À Bouknadel, la colère monte d’un cran. Plus de 400 familles ont signé une pétition pour dénoncer le lancement jugé précipité et opaque des travaux d’une station de dessalement d’eau de mer, à quelques encablures de leur quartier résidentiel. Située dans la province de Salé, la zone visée abrite notamment le complexe Prestigia, connu pour sa tranquillité et sa qualité de vie, aujourd’hui menacées par ce projet d’envergure.
Un chantier lancé sans concertation
C’est la manière, plus encore que le fond, qui suscite l’indignation. Selon les résidents, les travaux ont débuté sans qu’aucune concertation ne soit engagée ni aucune information officielle diffusée. Pas d’étude d’impact environnemental rendue publique, pas d’audition des riverains, pas même un panneau de chantier affichant clairement les caractéristiques de l’opération. Pour les habitants, ce manque de transparence est perçu comme une forme de mépris institutionnel.
Dans la pétition adressée au gouverneur de la province, les signataires réclament soit la suspension immédiate des travaux, soit l’ouverture d’un dialogue sérieux avec l’ensemble des parties concernées, y compris les représentants du quartier, les autorités locales et les porteurs du projet.
Une implantation jugée incohérente
Au-delà des vices de forme, c’est le choix même de l’implantation qui interroge.

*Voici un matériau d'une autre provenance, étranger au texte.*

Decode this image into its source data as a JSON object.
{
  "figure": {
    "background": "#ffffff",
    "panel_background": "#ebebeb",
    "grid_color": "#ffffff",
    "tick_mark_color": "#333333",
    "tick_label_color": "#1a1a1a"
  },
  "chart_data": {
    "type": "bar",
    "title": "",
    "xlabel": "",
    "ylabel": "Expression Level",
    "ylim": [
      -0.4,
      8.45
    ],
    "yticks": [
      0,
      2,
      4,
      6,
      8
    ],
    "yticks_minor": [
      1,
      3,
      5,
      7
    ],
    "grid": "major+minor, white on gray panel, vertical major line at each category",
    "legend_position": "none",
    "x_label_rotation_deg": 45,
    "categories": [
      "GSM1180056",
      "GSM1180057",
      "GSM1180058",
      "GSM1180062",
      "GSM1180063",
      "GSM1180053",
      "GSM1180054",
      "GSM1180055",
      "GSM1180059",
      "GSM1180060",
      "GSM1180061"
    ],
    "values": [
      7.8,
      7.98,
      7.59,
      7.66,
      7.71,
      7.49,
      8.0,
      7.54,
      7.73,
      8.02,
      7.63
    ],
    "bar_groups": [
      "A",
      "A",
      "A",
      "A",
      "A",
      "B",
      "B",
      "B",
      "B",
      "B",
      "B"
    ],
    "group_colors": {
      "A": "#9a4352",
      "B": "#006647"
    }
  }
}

Écoles, parcs, infrastructures sportives : le périmètre abrite un tissu urbain dense, bâti pour un usage résidentiel de standing. « Construire une station de dessalement à cet endroit relève d’une faute urbanistique grave », estime un habitant. Les nuisances sonores, la circulation de poids lourds et les vibrations liées aux travaux font craindre une détérioration rapide du cadre de vie.
Une alerte environnementale ignorée ?
Le projet ne manque pas non plus de susciter des inquiétudes sur le plan écologique. Plusieurs associations locales tirent la sonnette d’alarme : les stations de dessalement, mal encadrées, peuvent entraîner le rejet de saumures hautement salées dans les sols et les nappes phréatiques, menaçant ainsi les équilibres fragiles du littoral. « Sans dispositif de contrôle rigoureux, les conséquences sur l’écosystème côtier pourraient être irréversibles », prévient l’un des militants écologistes.
Un développement durable… mais à quel prix ?
Le recours au dessalement de l’eau de mer s’inscrit dans la stratégie nationale de sécurisation des ressources hydriques face au stress hydrique croissant. Mais pour les habitants de Bouknadel, l’urgence de la transition climatique ne doit pas servir de prétexte à des décisions prises sans concertation ni garanties environnementales. La pilule passe d’autant plus mal que l’ouvrage semble imposé sans cadre de gouvernance clair, dans une logique verticale peu compatible avec les standards modernes d’aménagement durable.
Ce bras de fer entre riverains et autorités locales pourrait bien devenir un test grandeur nature pour la conduite participative des projets hydrauliques à venir. Le Maroc, en quête de solutions innovantes pour répondre à la crise de l’eau, devra veiller à ne pas générer de nouvelles fractures environnementales et sociales dans sa marche vers la résilience.